The wrong-minded teen-agers make a number of simple, rather childish mistakes. Ruth is not hospitable to Sarah, a new arrival in the school. Tom becomes convinced that he’s a “sissy,” because he prefers playing the violin to baseball. Nowhere in this book is the Grade 8 crack dealer or the 15-year-old mother. Poverty, abusive parents, anorexia, and physical and mental disabilities are all strangely missing.

I consider myself lucky to have what all the teen-agers in this book have — a stable, comfortable family and a life free from any real danger. But even so, it’s difficult to identify with the flailings of the young people of this book. They seem so very earnest about everything — like docile sheep, in awe of the shepherding skills of adults, eager to be shown the wholesome path toward happiness and fulfillment.

It seems improbable that the teen-agers of only 40 years ago really were so dramatically different from those of today. Perhaps the characters in the book are more ideal adult visions than realistic reflections of the book’s audience. Maybe James Dean influenced a 1950s adolescence as much as Into your Teens.

Be that as it may, adults today would never dare be so all-encompassing in their directions to teen-agers. Into your Teens is intended for use in a classroom, probably in guidance class. My own classes of this type are thoroughly technical, focusing on detailed explanations of acne or the use of a condom. If a textbook or teacher of the nineties tried to prescribe the etiquette of dating or provide instruction on “learning to be friendly,” my classmates and I would respond with apathy or hostility.

That the authors of this book expected a naively pliant audience is clear from a two-page spread recommending specific hairstyles and dress designs for young women of varying body types: No modern adult writer would even try this. Teen-age fashion today is influenced by many things — celebrity endorsements, sports affiliations, gang colours — but definitely not by school textbooks.

Adults simply no longer have the impact on the lifestyles and values of young people that they once did. Teen-agers today are united by the influences of television, music and consumer products aimed at us exclusively. Today’s adolescents are much more likely to identify with someone their own age on the other side of the continent than they are with the adults with whom they interact on a daily basis.
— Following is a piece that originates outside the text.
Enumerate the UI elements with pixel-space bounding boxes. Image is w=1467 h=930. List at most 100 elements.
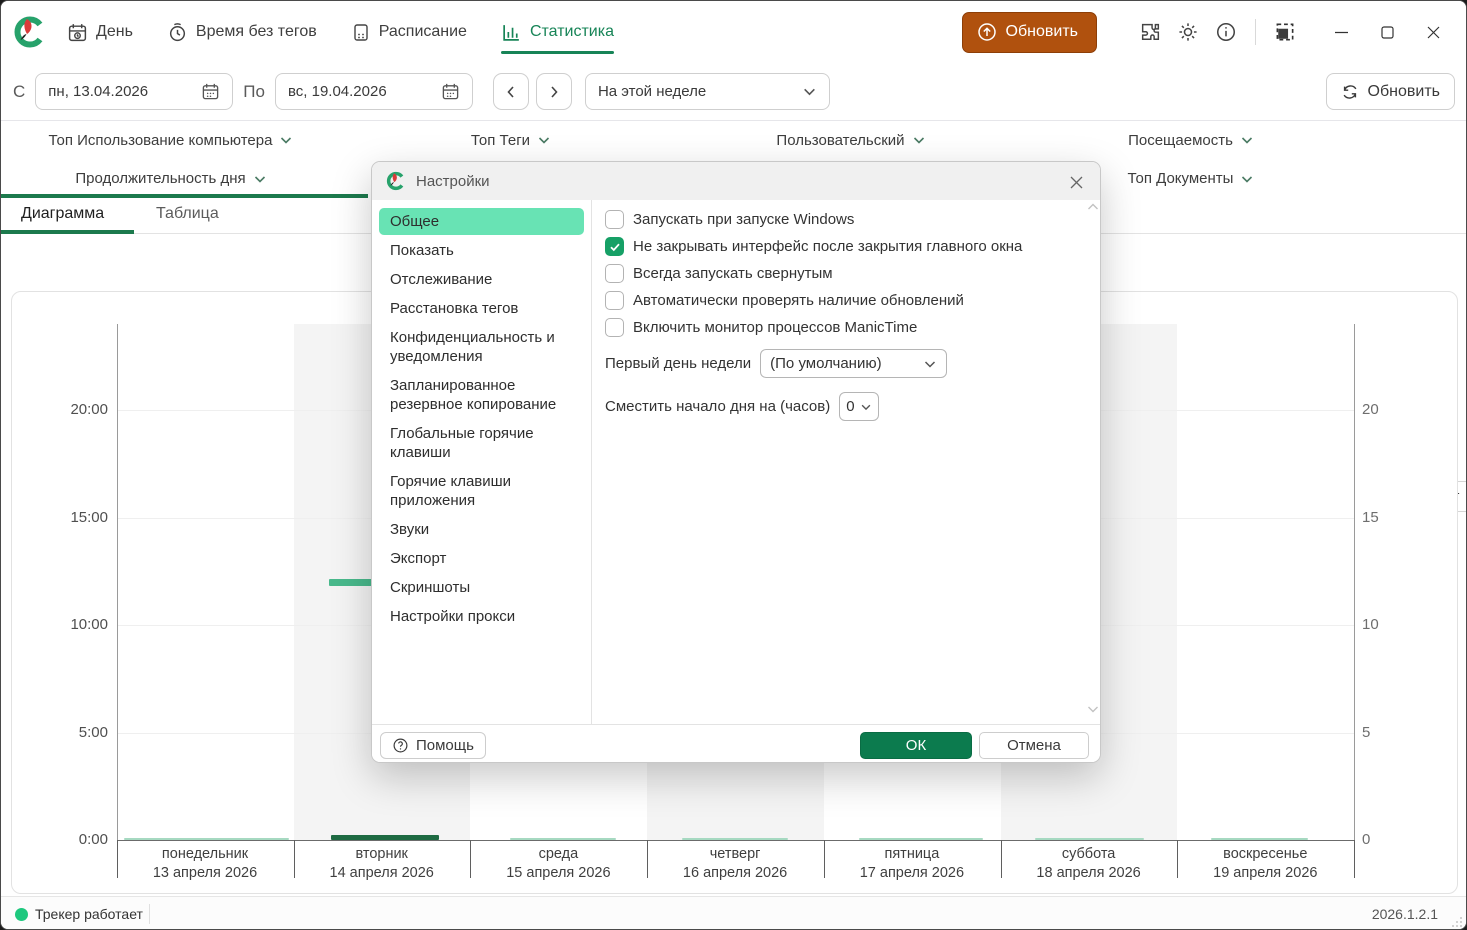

The importance of adults in teen-agers’ lives has plummeted to such a degree that they no longer even try to exercise the pervasive influence which the authors of Into your Teens took for granted. My generation, more than any before, seems to be free to define itself as it pleases. Into your Teens shows just how quickly society reinvents itself, because it and the situation it represented are as alien to me as Saturday Night Fever would be at a rave.

Noel Semple is 17 and lives in Toronto.